A differenza di altre formule più restrittive come la “guida esperta” o la “guida esclusiva”, non ci sono vincoli legati all’età del conducente o agli anni di esperienza al volante. Questo significa che l’auto può essere guidata dal proprietario, da un familiare, da un amico o da chiunque ne abbia l’autorizzazione, senza che la copertura assicurativa venga meno in caso di sinistro.
La scelta della guida libera è particolarmente indicata in diverse situazioni. Per esempio è la scelta migliore per i nuclei familiari con neopatentati: se in famiglia è presente un figlio che ha da poco conseguito la patente, la guida libera è quasi una scelta obbligata per consentirgli di utilizzare l’auto di famiglia in tutta sicurezza. Allo stesso modo, è la soluzione ideale quando si ha un’auto condivisa, cioè un veicolo che viene utilizzato abitualmente da più persone, come conviventi o colleghi.

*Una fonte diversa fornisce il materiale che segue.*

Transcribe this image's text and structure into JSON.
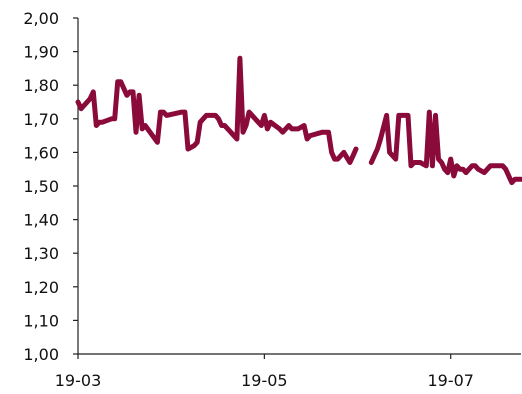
{
  "chart_data": {
    "type": "line",
    "title": "",
    "xlabel": "",
    "ylabel": "",
    "ylim": [
      1.0,
      2.0
    ],
    "y_ticks": [
      "1,00",
      "1,10",
      "1,20",
      "1,30",
      "1,40",
      "1,50",
      "1,60",
      "1,70",
      "1,80",
      "1,90",
      "2,00"
    ],
    "x_ticks": [
      {
        "label": "19-03",
        "date": "2019-03-01"
      },
      {
        "label": "19-05",
        "date": "2019-05-01"
      },
      {
        "label": "19-07",
        "date": "2019-07-01"
      }
    ],
    "x_range": [
      "2019-03-01",
      "2019-07-24"
    ],
    "grid": false,
    "legend": "none",
    "series": [
      {
        "color": "#8a0a3a",
        "segments": [
          [
            [
              "2019-03-01",
              1.75
            ],
            [
              "2019-03-02",
              1.73
            ],
            [
              "2019-03-04",
              1.75
            ],
            [
              "2019-03-05",
              1.76
            ],
            [
              "2019-03-06",
              1.78
            ],
            [
              "2019-03-07",
              1.68
            ],
            [
              "2019-03-08",
              1.69
            ],
            [
              "2019-03-09",
              1.69
            ],
            [
              "2019-03-12",
              1.7
            ],
            [
              "2019-03-13",
              1.7
            ],
            [
              "2019-03-14",
              1.81
            ],
            [
              "2019-03-15",
              1.81
            ],
            [
              "2019-03-17",
              1.77
            ],
            [
              "2019-03-18",
              1.78
            ],
            [
              "2019-03-19",
              1.78
            ],
            [
              "2019-03-20",
              1.66
            ],
            [
              "2019-03-21",
              1.77
            ],
            [
              "2019-03-22",
              1.67
            ],
            [
              "2019-03-23",
              1.68
            ],
            [
              "2019-03-27",
              1.63
            ],
            [
              "2019-03-28",
              1.72
            ],
            [
              "2019-03-29",
              1.72
            ],
            [
              "2019-03-30",
              1.71
            ],
            [
              "2019-04-04",
              1.72
            ],
            [
              "2019-04-05",
              1.72
            ],
            [
              "2019-04-06",
              1.61
            ],
            [
              "2019-04-08",
              1.62
            ],
            [
              "2019-04-09",
              1.63
            ],
            [
              "2019-04-10",
              1.69
            ],
            [
              "2019-04-12",
              1.71
            ],
            [
              "2019-04-15",
              1.71
            ],
            [
              "2019-04-16",
              1.7
            ],
            [
              "2019-04-17",
              1.68
            ],
            [
              "2019-04-18",
              1.68
            ],
            [
              "2019-04-20",
              1.66
            ],
            [
              "2019-04-21",
              1.65
            ],
            [
              "2019-04-22",
              1.64
            ],
            [
              "2019-04-23",
              1.88
            ],
            [
              "2019-04-24",
              1.66
            ],
            [
              "2019-04-25",
              1.68
            ],
            [
              "2019-04-26",
              1.72
            ],
            [
              "2019-04-28",
              1.7
            ],
            [
              "2019-04-29",
              1.69
            ],
            [
              "2019-04-30",
              1.68
            ],
            [
              "2019-05-01",
              1.71
            ],
            [
              "2019-05-02",
              1.67
            ],
            [
              "2019-05-03",
              1.69
            ],
            [
              "2019-05-06",
              1.67
            ],
            [
              "2019-05-07",
              1.66
            ],
            [
              "2019-05-09",
              1.68
            ],
            [
              "2019-05-10",
              1.67
            ],
            [
              "2019-05-12",
              1.67
            ],
            [
              "2019-05-14",
              1.68
            ],
            [
              "2019-05-15",
              1.64
            ],
            [
              "2019-05-16",
              1.65
            ],
            [
              "2019-05-20",
              1.66
            ],
            [
              "2019-05-22",
              1.66
            ],
            [
              "2019-05-23",
              1.6
            ],
            [
              "2019-05-24",
              1.58
            ],
            [
              "2019-05-25",
              1.58
            ],
            [
              "2019-05-27",
              1.6
            ],
            [
              "2019-05-29",
              1.57
            ],
            [
              "2019-05-30",
              1.59
            ],
            [
              "2019-05-31",
              1.61
            ]
          ],
          [
            [
              "2019-06-05",
              1.57
            ],
            [
              "2019-06-07",
              1.61
            ],
            [
              "2019-06-08",
              1.64
            ],
            [
              "2019-06-10",
              1.71
            ],
            [
              "2019-06-11",
              1.6
            ],
            [
              "2019-06-12",
              1.59
            ],
            [
              "2019-06-13",
              1.58
            ],
            [
              "2019-06-14",
              1.71
            ],
            [
              "2019-06-15",
              1.71
            ],
            [
              "2019-06-17",
              1.71
            ],
            [
              "2019-06-18",
              1.56
            ],
            [
              "2019-06-19",
              1.57
            ],
            [
              "2019-06-21",
              1.57
            ],
            [
              "2019-06-23",
              1.56
            ],
            [
              "2019-06-24",
              1.72
            ],
            [
              "2019-06-25",
              1.56
            ],
            [
              "2019-06-26",
              1.71
            ],
            [
              "2019-06-27",
              1.58
            ],
            [
              "2019-06-28",
              1.57
            ],
            [
              "2019-06-29",
              1.55
            ],
            [
              "2019-06-30",
              1.54
            ],
            [
              "2019-07-01",
              1.58
            ],
            [
              "2019-07-02",
              1.53
            ],
            [
              "2019-07-03",
              1.56
            ],
            [
              "2019-07-04",
              1.55
            ],
            [
              "2019-07-05",
              1.55
            ],
            [
              "2019-07-06",
              1.54
            ],
            [
              "2019-07-08",
              1.56
            ],
            [
              "2019-07-09",
              1.56
            ],
            [
              "2019-07-10",
              1.55
            ],
            [
              "2019-07-12",
              1.54
            ],
            [
              "2019-07-14",
              1.56
            ],
            [
              "2019-07-15",
              1.56
            ],
            [
              "2019-07-17",
              1.56
            ],
            [
              "2019-07-18",
              1.56
            ],
            [
              "2019-07-19",
              1.55
            ],
            [
              "2019-07-21",
              1.51
            ],
            [
              "2019-07-22",
              1.52
            ],
            [
              "2019-07-24",
              1.52
            ]
          ]
        ]
      }
    ]
  }
}
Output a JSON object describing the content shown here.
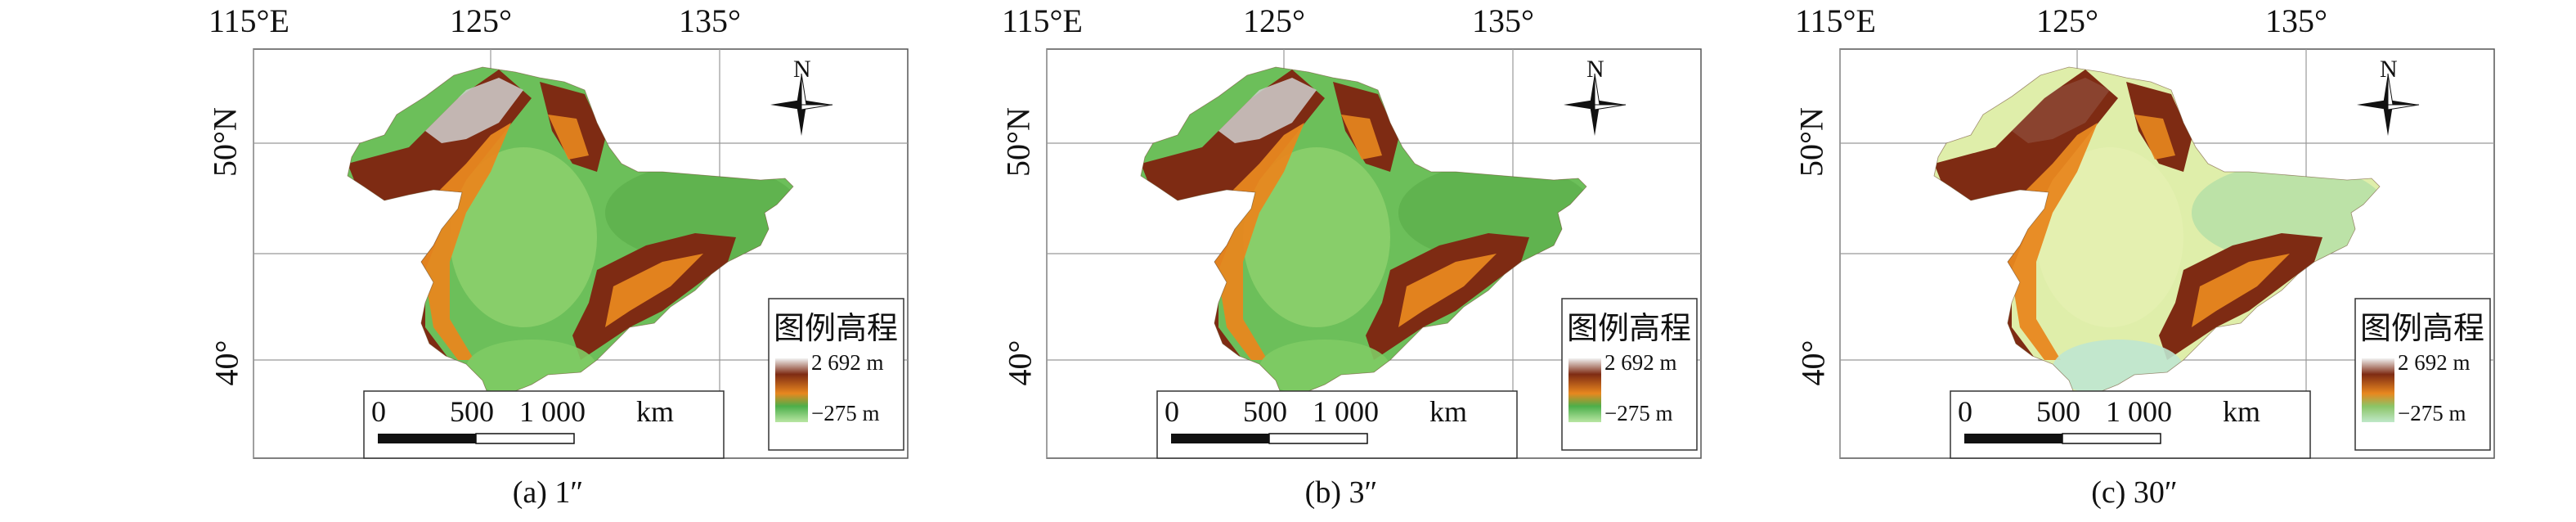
{
  "panels": [
    {
      "id": "a",
      "caption": "(a) 1″",
      "legend_top_color": "#7a2a14"
    },
    {
      "id": "b",
      "caption": "(b) 3″",
      "legend_top_color": "#7a2a14"
    },
    {
      "id": "c",
      "caption": "(c) 30″",
      "legend_top_color": "#8b3a1a"
    }
  ],
  "longitude_labels": [
    "115°E",
    "125°",
    "135°"
  ],
  "latitude_labels": [
    "50°N",
    "40°"
  ],
  "north_arrow_label": "N",
  "legend": {
    "title": "图例高程",
    "max_label": "2 692 m",
    "min_label": "−275 m"
  },
  "scale_bar": {
    "tick_0": "0",
    "tick_500": "500",
    "tick_1000": "1 000",
    "unit": "km"
  },
  "colors": {
    "lowland_dense": "#6cbf5a",
    "lowland_pale": "#dfeeaa",
    "upland_orange": "#e8871f",
    "mountain_brown": "#7e2b13",
    "peak_gray": "#cfcfcf"
  }
}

Insomma, quando non si può prevedere con certezza chi utilizzerà l’auto nel corso dell’anno, questa formula garantisce una copertura completa in ogni circostanza. Di conseguenza, chi desidera la massima serenità e non vuole correre il rischio di incorrere nella rivalsa da parte della compagnia assicurativa, la guida libera è la scelta migliore.
Il principale vantaggio della guida libera è, come detto, la massima flessibilità. Si ha la certezza che, in caso di sinistro, la compagnia assicurativa risarcirà i danni a terzi indipendentemente da chi si fosse alla guida del veicolo (purché in possesso di regolare patente). Di contro, lo svantaggio principale è di natura economica: la guida libera è infatti la formula più costosa tra quelle proposte dalle compagnie assicurative. Il premio più elevato è giustificato dal maggior rischio che la compagnia si assume, non potendo prevedere l’esperienza e lo stile di guida di tutti i potenziali conducenti.
Uno degli aspetti più importanti da considerare quando si sceglie la formula di guida è il cosiddetto “diritto di rivalsa”. Con le formule restrittive (guida esperta o esclusiva), se un incidente viene causato da un conducente non autorizzato dalla polizza, la compagnia assicurativa risarcisce comunque il terzo danneggiato, ma può poi rivalersi sull’assicurato, chiedendogli il rimborso di quanto pagato. Con la formula di guida libera questo rischio viene azzerato, a patto che il conducente rispetti le norme del Codice della Strada (ad esempio, non guidi in stato di ebbrezza o sotto l’effetto di stupefacenti).